Le "non" est arrivé en tête de la consultation avec 56,4% des voix contre 43,60% pour le "oui". La participation a été massive, puisqu'elle a atteint 80% des électeurs inscrits.

"Voulez-vous que la Nouvelle-Calédonie accède à la pleine souveraineté et devienne indépendante ?" Vingt ans après la signature de l'accord de Nouméa, la Nouvelle-Calédonie s'est prononcée, dimanche 4 novembre, par référendum sur son autodétermination, étape majeure du processus de décolonisation de cette collectivité territoriale du Pacifique Sud contrôlée par la France depuis 1853. Selon les résultats officiels, le "non" à l'indépendance de la Nouvelle-Calédonie l'a emporté avec 56,4% des voix exprimées.

1Une nette victoire du "non"

Selon des résultats définitifs, le "non" à l'indépendance l'emporte avec 56,4% des voix contre 43,6% pour le "oui", a indiqué le Haut-Commissariat.

Dans le détail, la province Nord de la Grande Terre (40 000 électeurs inscrits) a largement voté "oui" à l'indépendance avec 76,98% des voix contre 23,03% des voix pour le "non", selon les chiffres du Haut-Commissariat. La province des îles (22 200 électeurs inscrits) a elle aussi voté "oui" à l'indépendance, avec 82,18% des voix.

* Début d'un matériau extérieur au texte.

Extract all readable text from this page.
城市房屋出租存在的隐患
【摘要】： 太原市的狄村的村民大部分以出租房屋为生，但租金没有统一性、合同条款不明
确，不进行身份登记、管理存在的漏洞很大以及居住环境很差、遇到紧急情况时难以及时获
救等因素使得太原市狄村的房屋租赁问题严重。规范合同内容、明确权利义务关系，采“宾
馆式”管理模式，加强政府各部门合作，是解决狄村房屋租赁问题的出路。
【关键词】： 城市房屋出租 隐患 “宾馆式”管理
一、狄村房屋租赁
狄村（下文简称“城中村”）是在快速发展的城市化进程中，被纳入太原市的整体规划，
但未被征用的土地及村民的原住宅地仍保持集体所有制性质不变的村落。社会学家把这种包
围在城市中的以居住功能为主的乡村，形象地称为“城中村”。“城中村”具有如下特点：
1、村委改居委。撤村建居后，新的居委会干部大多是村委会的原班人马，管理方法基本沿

En revanche, 73,7% des électeurs ont voté pour le "non" à l'indépendance dans la province Sud (112 000 électeurs inscrits). Cette province (où se situe Nouméa) est deux fois plus peuplée que la province Nord et la province des îles réunies. Ce qui explique que le "non" l'emporte largement au final sur tout l'archipel.

2Une très forte mobilisation

Avec un taux de 80,63%, la participation pour ce scrutin est largement supérieure à celle enregistrée pour les élections provinciales en 2014 (58,19%). "C'est une participation qui montre que la démocratie fonctionne bien, commente le constitutionnaliste Jean-Philippe Derosier, depuis Nouméa, à franceinfo. "Il faut remonter aux premières années de la Ve République pour trouver un chiffre comparable, la consultation pour la Constitution de 1958 et le référendum sur la régionalisation en 1969 qui a conduit à la démission de De Gaulle."